As previously covered in InfoBytes, on May 4 the House Financial Services Committee approved the revised Financial CHOICE Act of 2017, H.R. 10, in a party-line vote, 34-26. Earlier this month the Ranking Members of two House committees sent letters to their respective Chairmen, urging their committees to not waive their jurisdiction over H.R. 10 and allow their respective committees to debate and vote on the legislation given its wide ranging effects on the U.S. economy. Ranking Member Bobby Scott (D-Va.) of the House Committee on Education and the Workforce stated in his letter that Democrats on the Education and the Workforce Committee “have expressed great concern over the attempts to weaken oversight and enforcement power of the [CFPB] and the important role it plays regarding the integrity of student loan finance services.” Ranking Member John Conyers Jr. (D-Mich.) of the House Committee on the Judiciary urged the Chairman in his letter that “[i]t is particularly critical that our Committee examine and vote on this legislation given numerous provisions squarely within our Rule X jurisdiction that will prevent government agencies from protecting the rights of consumers and hold the financial marketplace more accountable.” As reported previously in InfoBytes, Rep. Elijah Cummings (D-Md.) also called for the House Oversight and Government Reform Committee to assert jurisdiction over H.R. 10.

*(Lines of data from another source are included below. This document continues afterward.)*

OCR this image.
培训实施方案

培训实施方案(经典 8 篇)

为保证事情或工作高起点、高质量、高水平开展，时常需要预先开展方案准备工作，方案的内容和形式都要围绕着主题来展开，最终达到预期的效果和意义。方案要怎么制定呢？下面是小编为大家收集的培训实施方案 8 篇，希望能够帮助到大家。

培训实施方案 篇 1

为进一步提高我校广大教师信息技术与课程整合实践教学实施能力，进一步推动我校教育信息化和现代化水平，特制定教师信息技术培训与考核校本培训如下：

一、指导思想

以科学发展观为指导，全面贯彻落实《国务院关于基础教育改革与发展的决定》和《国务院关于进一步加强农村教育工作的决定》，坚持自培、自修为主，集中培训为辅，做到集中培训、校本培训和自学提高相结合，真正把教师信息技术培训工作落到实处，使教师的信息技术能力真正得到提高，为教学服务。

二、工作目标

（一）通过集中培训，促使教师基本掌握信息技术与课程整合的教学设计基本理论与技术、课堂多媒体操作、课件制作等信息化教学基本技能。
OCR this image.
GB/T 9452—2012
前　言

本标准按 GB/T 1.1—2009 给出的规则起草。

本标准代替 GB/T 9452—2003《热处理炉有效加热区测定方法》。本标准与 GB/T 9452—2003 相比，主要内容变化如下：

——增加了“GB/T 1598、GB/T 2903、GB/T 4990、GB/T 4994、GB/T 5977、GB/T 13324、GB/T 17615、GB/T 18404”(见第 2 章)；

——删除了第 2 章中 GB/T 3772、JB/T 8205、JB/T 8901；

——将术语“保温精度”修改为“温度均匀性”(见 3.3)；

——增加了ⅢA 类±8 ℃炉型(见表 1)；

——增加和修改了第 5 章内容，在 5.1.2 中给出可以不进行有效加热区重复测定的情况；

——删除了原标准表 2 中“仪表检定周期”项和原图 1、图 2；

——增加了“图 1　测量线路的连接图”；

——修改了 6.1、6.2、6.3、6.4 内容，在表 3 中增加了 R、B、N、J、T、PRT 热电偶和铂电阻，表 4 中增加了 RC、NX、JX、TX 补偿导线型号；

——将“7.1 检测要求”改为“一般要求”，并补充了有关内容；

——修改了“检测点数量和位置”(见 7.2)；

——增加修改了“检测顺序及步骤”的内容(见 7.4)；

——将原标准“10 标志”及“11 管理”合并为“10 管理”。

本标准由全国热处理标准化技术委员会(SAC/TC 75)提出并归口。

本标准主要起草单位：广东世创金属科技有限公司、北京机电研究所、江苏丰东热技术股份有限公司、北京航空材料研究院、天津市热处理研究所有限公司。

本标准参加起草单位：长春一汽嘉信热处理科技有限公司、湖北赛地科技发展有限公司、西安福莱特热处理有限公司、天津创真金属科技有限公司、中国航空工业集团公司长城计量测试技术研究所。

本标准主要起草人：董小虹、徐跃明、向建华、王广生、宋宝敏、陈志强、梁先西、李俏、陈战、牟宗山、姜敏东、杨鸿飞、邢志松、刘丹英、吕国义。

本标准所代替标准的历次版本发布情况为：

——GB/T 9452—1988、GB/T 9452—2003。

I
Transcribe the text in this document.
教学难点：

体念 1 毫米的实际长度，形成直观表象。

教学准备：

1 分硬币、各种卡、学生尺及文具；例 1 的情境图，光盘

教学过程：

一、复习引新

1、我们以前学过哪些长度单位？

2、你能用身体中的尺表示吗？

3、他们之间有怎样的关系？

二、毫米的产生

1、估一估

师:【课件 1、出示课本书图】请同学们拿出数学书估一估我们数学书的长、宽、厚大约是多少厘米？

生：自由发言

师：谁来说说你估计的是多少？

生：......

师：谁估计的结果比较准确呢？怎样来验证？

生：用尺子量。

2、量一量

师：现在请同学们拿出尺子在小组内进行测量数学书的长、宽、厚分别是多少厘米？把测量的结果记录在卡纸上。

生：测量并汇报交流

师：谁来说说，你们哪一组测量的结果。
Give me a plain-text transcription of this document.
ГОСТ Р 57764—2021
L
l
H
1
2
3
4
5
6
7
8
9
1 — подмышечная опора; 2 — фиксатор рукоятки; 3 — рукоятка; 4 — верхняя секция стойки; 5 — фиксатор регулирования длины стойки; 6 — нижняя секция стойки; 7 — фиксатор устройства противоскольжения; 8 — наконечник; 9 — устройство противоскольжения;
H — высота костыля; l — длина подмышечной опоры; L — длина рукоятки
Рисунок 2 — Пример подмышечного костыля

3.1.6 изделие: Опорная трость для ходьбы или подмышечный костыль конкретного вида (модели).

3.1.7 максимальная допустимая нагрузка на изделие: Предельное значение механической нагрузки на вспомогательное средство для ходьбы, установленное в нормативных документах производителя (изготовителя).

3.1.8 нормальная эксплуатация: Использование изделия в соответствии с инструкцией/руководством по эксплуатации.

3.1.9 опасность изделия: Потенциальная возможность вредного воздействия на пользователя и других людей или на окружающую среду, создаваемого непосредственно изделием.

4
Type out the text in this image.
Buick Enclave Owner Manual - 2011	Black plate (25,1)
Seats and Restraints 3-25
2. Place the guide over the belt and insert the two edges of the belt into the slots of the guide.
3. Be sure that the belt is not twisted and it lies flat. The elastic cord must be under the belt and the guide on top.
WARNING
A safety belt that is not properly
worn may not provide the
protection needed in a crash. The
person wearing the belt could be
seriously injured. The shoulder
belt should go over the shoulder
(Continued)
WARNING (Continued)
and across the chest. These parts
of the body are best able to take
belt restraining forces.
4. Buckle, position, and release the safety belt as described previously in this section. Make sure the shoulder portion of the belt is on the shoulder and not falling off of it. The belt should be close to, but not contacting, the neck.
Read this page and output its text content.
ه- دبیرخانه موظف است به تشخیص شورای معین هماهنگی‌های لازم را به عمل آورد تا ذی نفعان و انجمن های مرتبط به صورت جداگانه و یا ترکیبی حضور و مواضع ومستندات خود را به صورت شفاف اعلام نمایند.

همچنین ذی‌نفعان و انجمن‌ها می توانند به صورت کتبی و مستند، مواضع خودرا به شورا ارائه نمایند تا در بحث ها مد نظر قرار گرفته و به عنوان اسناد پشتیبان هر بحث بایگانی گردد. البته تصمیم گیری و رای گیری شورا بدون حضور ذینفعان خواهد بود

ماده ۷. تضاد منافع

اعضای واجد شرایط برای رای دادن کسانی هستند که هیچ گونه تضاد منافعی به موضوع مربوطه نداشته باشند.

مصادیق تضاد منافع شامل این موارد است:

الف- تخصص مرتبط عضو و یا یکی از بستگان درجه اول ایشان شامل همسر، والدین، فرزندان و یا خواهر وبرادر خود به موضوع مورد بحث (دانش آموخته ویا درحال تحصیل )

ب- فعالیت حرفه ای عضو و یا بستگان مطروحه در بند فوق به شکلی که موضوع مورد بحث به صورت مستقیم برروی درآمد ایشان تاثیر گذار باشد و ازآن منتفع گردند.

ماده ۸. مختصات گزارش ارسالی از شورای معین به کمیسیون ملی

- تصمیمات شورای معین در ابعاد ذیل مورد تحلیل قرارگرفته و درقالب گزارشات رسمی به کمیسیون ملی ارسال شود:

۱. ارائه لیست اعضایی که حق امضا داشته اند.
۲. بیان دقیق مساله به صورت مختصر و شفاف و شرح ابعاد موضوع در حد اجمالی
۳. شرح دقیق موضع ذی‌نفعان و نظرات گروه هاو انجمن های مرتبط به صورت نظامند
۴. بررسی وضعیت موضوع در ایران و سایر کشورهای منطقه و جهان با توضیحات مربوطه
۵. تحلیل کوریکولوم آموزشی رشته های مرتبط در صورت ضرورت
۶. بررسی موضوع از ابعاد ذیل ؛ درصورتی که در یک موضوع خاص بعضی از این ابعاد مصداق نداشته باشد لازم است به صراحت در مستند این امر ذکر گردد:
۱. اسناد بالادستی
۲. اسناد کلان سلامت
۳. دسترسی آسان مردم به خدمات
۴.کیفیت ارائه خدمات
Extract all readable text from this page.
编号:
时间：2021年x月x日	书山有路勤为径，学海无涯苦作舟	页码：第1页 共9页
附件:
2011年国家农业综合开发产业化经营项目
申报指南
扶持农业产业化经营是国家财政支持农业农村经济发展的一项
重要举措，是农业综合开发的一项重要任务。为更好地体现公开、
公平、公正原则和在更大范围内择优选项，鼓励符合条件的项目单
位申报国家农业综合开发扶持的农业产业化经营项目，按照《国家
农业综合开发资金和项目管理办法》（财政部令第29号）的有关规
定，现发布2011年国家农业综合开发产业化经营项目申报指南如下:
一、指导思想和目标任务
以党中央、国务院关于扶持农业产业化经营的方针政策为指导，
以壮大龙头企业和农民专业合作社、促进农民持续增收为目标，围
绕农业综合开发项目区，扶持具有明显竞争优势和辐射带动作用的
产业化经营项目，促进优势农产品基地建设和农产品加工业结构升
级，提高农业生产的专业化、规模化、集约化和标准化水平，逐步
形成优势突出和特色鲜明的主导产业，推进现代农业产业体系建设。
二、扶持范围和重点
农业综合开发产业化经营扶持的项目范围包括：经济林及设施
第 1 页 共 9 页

Additionally, on May 17, an advocacy group of institutional investors called upon the House of Representatives to oppose H.R. 10, saying the bill will undercut shareholder rights. The Council of Institutional Investors (CII) submitted a letter to all members of the House, urging them to oppose the bill. It was signed by CII and 53 institutional investors that collectively hold more than $4 trillion in assets, including representatives from the California Public Employees’ Retirement System, Colorado Public Employees’ Retirement Association, and New York State Teachers’ Retirement System. The letter said the bill would rollback curbs on “abusive” executive pay practices, restrict shareholder rights in board elections, and raise the cost of proxy advisers. The letter also cautioned that the bill would impede the SEC’s oversight of financial markets by requiring “excessive cost-benefit analysis” and including “unwise limits on enforcement.”